Indeed, if $f,g\in C(X)$, note that $z(f)$ is disjoint from $z(g)$ iff $f^2+g^2$ is a unit. Then, we can say $z(f)\subseteq z(g)$ iff for all $h$ such that $z(h)$ and $z(g)$ are disjoint, $z(h)$ and $z(f)$ are also disjoint. So, we can define the equivalence relation $f\sim g$ iff $z(f)=z(g)$, and thus interpret $Z(X)$ (together with the map $z$) as the quotient of $C(X)$ by this equivalence relation, and we also can define the ordering on $Z(X)$.

So in particular, if $C(X)$ and $C(Y)$ are elementarily equivalent, then so are the posets $Z(X)$ and $Z(Y)$. For nice spaces, this means the posets of closed (or equivalently, open) sets are elementarily equivalent. You can also identify the points of $X$ (for nice $X$) as the minimal nonzero elements of the lattice $Z(X)$, and, for instance, express statements like "$X\setminus\{x\}$ is connected for all $x\in X$". I don't know a way of using this to express compactness-like statements or whether functions are bounded, though.

Answer 2

Regarding your more general question, the answer is no: if $X$ is any non-compact pseudocompact space, then we have a natural (topological) isomorphism $C(X)\cong C(\beta X)$. For instance, $C(\omega_1)\cong C(\omega_1+1)$ (with the order topology on both $\omega_1$ and $\omega_1+1$).

Thus, even topological isomorphism type of $C(X)$ is not enough to characterise compactness of $X$.

(Kudos to Henno Brandsma for pointing out the name of this property and the example of $\omega_1$.)

In fact, one might even have non-trivial spaces with trivial $C(X)$, although in that case, the space cannot be completely regular. For instance, any directed poset with the final order topology is an example (a non-$T_1$ one), which is non-compact if the posets has an infinite strong antichain. There are also $T_3$ examples, see this post.

Answer 3

I don't have a complete proof of the second fact, but I do have some results.
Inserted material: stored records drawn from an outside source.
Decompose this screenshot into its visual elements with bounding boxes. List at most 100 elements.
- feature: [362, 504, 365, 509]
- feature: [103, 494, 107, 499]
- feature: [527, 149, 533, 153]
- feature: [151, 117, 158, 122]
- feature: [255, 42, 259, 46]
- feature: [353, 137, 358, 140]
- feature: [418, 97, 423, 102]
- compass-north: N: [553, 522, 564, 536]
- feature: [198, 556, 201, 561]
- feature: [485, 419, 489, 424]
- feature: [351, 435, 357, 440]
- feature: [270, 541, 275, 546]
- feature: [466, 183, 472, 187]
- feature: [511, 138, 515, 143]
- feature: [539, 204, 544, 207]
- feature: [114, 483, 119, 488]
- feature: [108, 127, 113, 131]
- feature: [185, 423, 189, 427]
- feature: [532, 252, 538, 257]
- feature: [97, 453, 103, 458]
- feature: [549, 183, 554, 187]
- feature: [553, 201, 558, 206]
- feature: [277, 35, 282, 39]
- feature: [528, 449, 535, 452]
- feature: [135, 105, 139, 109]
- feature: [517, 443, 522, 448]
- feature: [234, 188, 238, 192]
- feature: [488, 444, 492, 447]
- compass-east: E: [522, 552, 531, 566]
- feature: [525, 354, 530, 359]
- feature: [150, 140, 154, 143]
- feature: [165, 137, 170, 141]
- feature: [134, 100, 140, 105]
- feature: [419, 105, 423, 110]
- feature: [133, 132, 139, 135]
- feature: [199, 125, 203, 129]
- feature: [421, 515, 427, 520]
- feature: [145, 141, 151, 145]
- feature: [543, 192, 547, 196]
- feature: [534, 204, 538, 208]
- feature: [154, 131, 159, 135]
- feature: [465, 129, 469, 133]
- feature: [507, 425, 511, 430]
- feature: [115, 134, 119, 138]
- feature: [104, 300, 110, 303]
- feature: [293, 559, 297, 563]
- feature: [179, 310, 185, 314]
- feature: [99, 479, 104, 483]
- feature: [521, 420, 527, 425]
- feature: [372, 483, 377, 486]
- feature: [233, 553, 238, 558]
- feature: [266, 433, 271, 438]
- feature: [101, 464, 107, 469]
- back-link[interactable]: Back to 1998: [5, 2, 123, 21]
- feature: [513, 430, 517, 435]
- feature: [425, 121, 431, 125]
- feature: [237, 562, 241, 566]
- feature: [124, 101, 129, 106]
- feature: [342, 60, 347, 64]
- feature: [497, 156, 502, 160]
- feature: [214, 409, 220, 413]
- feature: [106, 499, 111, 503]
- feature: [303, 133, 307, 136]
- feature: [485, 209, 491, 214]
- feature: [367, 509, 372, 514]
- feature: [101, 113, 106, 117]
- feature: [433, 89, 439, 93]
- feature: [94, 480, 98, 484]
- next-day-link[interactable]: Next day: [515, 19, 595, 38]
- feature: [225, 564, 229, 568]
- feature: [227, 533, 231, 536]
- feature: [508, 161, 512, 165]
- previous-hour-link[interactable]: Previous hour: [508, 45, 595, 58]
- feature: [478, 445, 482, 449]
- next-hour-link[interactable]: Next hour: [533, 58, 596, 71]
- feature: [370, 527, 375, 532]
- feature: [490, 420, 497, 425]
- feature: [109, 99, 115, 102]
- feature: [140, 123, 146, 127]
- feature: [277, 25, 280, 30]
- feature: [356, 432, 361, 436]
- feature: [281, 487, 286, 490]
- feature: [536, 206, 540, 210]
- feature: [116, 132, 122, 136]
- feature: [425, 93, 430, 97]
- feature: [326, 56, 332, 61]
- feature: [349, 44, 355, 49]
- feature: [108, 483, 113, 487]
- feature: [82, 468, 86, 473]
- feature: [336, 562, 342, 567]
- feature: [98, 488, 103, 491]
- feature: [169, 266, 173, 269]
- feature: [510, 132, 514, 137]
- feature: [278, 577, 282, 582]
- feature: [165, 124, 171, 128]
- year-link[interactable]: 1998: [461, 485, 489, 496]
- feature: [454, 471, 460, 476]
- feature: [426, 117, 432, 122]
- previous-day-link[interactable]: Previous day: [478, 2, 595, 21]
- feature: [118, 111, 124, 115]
1. There is no elementary embedding from $C((0, 1))$ to $C([0, 1])$.

For each (external) $n \in \mathbb{N}$, let $\pi(n)$ be the term recursively defined by $\pi(0) = 0$, $\pi(s(n)) = n + 1$.

Now consider that we can encode the fact that $\forall x (f(x) \leq g(x))$ in the language of rings as $\exists h (f + h^2 = g)$.

In particular, we can encode the fact that $\forall x (f(x) \leq n)$ in the language of rings as $\exists h (f + h^2 = \pi(n))$.

Now suppose there were some elementary embedding $i : C((0, 1)) \to C([0, 1])$. Then consider $f(x) = \frac{1}{x}$, $f \in C((0, 1))$.

By compactness, there exists some $n \in \mathbb{N}$ such that $i(f)(x) \leq n$ for all $x$. But there is no $n$ such that $f(x) \leq n$ for all $n$.

So given the statement $\phi(x) :\equiv \exists h (x + h^2 = \pi(n))$, we see that $\phi(f)$ is false but $\phi(i(f))$ is true.

2. The restriction map $C([0, 1]) \to C((0, 1))$ is not an elementary embedding.

Proof: let $f(x) = x$, $f \in C([0, 1])$. Then $i(f)$ is a unit while $f$ is not.